My goal was to earn my living as an artist. I’ve done that two ways. I spent 15 years doing weekend art shows traveling from city to city. After I no longer traveled, I have made a living selling my art through galleries, or any sort of retail outlet that will sell them.
If you want to make your goals as an artist you will have to attract attention to yourself and your art. People who think “shy” is a commendable virtue are not successful artists. Attracting attention online is a good thing, but only a minor part of what you need to do to be a successful artist.
You will have to make some choices when you are selling your art to the public that might constrain your artistic impulses. In other words, you have to paint what the public likes in order to get them to buy it. Different people like different kinds of art (thank heavens!) but there may come a time when you will have to choose creating saleable art over a creative idea you just have to try. You can come back to your new idea, but if you want to eat next week you will do that commission of someone’s pet Yorkie. Or whatever it is you paint, sculpt, create.
My brother did weekend art shows for more than 20 years. He raised a family. He quit when the price of gas and travel skyrocketed and promoters got greedy charging huge booth fees. He promoted himself, made arrangements and set himself up in a kiosk in the Exchange of a Military Base and he paints portraits from photographs people bring to him. In between he paints what he wants. But he sure has become a good portrait painter!
I recently saw a niche where people who could not afford my large original paintings, yet loved my work, ought to be able to have their own piece of art. So I started painting miniatures and selling them framed for $30. I’ve sold almost a hundred of them in a month. They add up. I paint the same things I paint in my larger paintings; new people think they are cute, former patrons like to buy them as gifts, galleries sell them to people who want an original but cannot afford my big paintings. And one gallery refused them, even though I told them the little paintings were selling like hotcakes.

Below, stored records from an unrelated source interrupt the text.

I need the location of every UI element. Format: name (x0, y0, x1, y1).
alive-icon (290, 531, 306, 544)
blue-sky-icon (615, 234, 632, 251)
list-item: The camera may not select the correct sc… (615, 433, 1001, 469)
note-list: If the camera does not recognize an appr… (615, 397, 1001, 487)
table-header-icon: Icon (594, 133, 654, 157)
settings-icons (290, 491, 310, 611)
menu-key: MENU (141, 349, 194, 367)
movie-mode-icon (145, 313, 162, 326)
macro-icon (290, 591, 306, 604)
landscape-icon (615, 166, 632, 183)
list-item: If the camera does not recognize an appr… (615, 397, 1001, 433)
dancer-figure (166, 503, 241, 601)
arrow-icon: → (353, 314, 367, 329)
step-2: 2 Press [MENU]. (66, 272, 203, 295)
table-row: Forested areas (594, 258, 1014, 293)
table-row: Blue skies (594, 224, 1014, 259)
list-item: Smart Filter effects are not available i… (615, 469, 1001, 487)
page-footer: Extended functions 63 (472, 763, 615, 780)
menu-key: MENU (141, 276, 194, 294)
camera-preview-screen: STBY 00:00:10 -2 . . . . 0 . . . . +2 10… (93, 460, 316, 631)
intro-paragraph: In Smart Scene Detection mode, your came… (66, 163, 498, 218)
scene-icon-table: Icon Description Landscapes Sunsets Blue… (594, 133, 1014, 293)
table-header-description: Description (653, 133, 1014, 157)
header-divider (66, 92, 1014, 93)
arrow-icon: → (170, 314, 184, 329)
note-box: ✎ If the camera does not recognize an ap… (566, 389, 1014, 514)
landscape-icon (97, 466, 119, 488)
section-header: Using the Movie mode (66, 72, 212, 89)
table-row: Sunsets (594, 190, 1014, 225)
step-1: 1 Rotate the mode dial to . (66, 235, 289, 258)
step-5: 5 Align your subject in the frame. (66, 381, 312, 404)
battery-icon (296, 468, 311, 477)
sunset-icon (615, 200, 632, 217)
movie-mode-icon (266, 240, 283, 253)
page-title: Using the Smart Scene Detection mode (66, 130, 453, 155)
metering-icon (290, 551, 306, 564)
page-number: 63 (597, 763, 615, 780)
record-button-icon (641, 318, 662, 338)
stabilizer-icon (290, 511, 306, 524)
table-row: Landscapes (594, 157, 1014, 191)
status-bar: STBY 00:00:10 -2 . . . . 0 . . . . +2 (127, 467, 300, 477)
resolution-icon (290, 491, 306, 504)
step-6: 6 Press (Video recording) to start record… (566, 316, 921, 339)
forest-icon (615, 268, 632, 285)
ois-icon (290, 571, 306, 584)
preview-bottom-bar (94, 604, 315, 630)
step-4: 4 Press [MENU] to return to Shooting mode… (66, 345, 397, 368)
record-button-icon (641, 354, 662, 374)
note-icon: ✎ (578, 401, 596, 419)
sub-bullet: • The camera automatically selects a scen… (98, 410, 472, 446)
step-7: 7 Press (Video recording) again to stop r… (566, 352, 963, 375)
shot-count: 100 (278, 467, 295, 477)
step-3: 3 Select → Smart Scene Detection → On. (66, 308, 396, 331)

Let me end with a few words about refusals and rejections. I’ve gotten 100’s of them from art contests, from art fairs and from galleries. Never spend a second worrying about rejections. Move on to the next thing. I used to take my rejection letters and put them in the blender with some water and coffee, and blend them all up and press them flat into little squares. Let them dry and voila! Handmade paper price tags for your work.
Rejection is just somebody’s opinion. Persist until you find people who like you work as much as you do, or more. As an example, this year, on the same day, I entered two art contests and shows out of state. One show rejected my work. The other show accepted both paintings I had entered. Not only that, but they sold both paintings and I won first place.
That’s my advice. If you’re “shy,” get over it. Then find some places to sell art and PERSIST!